Gênes 01 est un récit-témoignage, porté par tout un groupe d’hommes et de femmes d’âge, de culture et de couleur différents. Le texte est présenté comme une chronique personnelle. Fausto Paravidino fait de Gênes un lieu de la tragédie au niveau de Thèbes. « Mais la tragédie est dans le présent, elle ne peut être célébrée comme métaphore et cela implique qu’elle doit être de bout en bout réécrite jour après jour ». En note introductive l’auteur écrit : « Ayant accepté avec la modestie nécessaire l’idée que la version définitive de cette tragédie sera peut-être écrite par les enfants de nos enfants, nous avons choisi de présenter ici non une version présumée définitive, mais une sélection de matériaux sur lesquels nous sommes actuellement en train de travailler, espérant que ces mêmes matériaux pourront être un jour utiles à ces petits-enfants dans lesquels nous remettons nos plus vifs espoirs et auxquels nous demandons pour l’heure pardon. » Ce théâtre enquête dit un certain nombre de faits terribles à entendre et dénonce un état de guerre.
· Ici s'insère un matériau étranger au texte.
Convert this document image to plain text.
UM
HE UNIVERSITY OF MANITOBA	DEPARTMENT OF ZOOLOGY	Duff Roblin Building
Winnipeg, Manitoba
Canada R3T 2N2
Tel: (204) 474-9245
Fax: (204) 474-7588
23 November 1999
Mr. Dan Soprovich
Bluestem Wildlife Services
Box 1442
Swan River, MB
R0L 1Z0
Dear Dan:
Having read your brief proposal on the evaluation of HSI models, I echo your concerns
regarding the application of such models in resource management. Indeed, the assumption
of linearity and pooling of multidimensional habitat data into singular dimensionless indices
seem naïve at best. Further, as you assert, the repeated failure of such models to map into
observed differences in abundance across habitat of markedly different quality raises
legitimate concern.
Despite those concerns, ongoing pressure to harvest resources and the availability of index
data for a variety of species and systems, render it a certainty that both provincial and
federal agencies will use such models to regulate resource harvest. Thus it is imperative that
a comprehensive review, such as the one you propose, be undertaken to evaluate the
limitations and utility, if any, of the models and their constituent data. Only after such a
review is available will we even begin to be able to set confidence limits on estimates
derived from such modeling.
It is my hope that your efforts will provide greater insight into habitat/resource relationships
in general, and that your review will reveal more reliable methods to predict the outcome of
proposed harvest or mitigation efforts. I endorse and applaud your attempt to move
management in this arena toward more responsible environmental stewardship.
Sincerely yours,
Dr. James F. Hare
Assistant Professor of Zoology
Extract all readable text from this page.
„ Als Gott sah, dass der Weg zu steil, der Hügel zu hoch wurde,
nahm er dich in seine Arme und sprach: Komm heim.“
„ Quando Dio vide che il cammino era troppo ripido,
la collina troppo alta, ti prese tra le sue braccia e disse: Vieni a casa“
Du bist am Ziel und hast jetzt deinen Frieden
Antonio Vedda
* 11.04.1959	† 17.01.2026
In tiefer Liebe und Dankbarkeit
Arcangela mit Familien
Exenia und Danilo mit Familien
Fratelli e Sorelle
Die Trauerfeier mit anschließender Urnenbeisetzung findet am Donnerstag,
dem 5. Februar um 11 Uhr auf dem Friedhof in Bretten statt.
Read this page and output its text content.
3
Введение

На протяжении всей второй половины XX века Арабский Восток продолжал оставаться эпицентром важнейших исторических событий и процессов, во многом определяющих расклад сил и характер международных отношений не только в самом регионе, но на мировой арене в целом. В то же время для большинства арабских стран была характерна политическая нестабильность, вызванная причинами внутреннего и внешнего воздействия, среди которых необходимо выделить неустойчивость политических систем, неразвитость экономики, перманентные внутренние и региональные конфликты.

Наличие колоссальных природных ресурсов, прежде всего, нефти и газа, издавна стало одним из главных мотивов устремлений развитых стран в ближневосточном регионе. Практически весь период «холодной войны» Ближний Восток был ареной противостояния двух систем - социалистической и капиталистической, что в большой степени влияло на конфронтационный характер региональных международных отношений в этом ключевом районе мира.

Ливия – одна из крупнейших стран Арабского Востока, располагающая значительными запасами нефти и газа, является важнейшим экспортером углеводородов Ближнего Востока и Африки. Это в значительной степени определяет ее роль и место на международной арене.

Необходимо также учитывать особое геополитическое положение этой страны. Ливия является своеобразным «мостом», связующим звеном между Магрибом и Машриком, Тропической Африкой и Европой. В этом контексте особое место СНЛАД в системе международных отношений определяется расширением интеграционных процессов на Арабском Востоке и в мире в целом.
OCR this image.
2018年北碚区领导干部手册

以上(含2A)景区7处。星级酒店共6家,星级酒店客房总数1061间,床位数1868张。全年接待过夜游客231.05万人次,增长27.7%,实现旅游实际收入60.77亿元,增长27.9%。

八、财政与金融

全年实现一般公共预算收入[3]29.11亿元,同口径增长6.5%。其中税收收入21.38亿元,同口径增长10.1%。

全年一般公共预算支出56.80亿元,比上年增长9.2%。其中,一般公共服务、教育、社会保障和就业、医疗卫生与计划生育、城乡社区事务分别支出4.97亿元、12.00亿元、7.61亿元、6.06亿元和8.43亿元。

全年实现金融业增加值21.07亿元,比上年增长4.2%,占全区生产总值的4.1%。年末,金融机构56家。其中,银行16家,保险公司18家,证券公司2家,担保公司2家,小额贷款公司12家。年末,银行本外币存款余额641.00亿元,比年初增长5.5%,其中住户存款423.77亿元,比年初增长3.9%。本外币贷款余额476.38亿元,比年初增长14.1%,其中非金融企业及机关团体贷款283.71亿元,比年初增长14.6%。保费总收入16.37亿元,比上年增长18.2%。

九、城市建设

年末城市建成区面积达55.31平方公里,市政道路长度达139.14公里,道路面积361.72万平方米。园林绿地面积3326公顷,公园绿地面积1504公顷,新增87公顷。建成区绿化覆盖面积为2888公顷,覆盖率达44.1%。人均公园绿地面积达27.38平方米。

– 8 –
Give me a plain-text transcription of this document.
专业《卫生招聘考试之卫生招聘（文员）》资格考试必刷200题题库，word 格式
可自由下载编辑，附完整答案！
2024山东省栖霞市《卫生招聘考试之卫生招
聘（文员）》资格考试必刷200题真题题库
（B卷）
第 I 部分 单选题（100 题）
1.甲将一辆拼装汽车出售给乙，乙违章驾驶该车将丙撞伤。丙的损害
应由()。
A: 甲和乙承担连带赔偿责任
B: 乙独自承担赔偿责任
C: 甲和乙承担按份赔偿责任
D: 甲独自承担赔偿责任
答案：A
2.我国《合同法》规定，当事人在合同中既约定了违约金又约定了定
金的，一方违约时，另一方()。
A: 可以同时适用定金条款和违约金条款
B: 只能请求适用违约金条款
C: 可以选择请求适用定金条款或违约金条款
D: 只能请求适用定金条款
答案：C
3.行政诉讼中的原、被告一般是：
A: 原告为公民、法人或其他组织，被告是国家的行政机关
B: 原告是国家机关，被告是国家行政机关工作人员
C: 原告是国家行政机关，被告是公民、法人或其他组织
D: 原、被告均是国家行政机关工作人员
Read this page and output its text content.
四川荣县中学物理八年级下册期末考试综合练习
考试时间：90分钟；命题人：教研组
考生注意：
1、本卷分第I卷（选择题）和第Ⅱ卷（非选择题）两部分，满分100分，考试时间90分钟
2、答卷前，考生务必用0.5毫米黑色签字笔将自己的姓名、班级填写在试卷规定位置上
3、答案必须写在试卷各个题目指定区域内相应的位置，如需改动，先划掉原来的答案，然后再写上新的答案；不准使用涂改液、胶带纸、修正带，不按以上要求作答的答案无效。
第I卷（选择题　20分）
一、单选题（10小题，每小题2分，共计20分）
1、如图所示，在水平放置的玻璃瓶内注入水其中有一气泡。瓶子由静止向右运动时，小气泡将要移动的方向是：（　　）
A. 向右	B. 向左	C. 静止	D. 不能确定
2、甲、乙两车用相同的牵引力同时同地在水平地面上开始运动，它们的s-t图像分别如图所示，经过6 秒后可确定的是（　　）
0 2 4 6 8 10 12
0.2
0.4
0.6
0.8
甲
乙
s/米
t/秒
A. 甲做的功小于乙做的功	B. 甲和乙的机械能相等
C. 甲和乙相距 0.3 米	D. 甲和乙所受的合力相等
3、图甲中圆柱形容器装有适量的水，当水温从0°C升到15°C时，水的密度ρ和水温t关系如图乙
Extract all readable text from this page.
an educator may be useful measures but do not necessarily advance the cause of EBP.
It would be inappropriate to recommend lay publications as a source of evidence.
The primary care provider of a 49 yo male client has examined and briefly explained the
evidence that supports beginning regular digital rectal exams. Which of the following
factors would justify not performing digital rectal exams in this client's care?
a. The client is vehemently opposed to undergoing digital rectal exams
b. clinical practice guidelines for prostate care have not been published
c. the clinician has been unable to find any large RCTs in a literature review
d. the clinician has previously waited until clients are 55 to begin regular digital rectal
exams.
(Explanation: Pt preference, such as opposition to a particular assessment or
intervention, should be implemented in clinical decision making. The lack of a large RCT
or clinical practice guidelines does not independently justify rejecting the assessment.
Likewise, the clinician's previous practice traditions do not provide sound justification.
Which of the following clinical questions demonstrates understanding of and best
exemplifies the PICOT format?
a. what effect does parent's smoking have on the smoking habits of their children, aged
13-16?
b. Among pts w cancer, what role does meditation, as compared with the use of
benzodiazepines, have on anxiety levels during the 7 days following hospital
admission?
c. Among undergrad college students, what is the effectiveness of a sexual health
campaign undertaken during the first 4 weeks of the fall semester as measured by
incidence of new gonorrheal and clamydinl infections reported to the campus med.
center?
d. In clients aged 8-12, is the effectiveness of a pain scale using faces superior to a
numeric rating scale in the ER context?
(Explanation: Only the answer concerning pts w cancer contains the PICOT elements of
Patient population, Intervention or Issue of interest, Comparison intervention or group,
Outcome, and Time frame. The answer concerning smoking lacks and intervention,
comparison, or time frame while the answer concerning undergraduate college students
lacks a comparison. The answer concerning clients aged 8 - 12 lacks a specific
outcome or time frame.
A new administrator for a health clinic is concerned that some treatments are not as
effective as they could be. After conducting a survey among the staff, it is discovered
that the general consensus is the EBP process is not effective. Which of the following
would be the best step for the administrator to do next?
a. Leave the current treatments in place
Il montre la préparation de Gênes comme une ville en état de siège, la manipulation concernant la mort du jeune homme qu’on a voulu attribuer à un autre manifestant, l’attaque du quartier général du Forum social, avec les violences policières, certaines fascistes au cri de « Vive Mussolini », le fait même d’inventer un nouveau délit pour poursuivre les manifestants, celui de « participation psychologique ». La liste est longue. Le théâtre de Fausto Paravidino est engagé, militant, c’est comme un cri. Une prise de conscience aiguë, qu’il cherche à faire partager le plus largement possible. Son théâtre, c’est évident, a été bousculé par les événements de Gênes. « Quand tout ceci a-t-il commencé ? C’est difficile à dire. Le moment où nous avons commencé à nous en apercevoir et à nous préoccuper sérieusement s’appelle Gênes. Nous partons de là. » À suivre très attentivement.

L. C.

Peanuts/Gênes 01
Fausto Paravidino
Traduit de l’italien par Philippe Di Meo
L’Arche, 120 pages, 11

Le Gênes de la tragédie Par Laurence Cazaux
Le Matricule des Anges n°63 , mai 2005.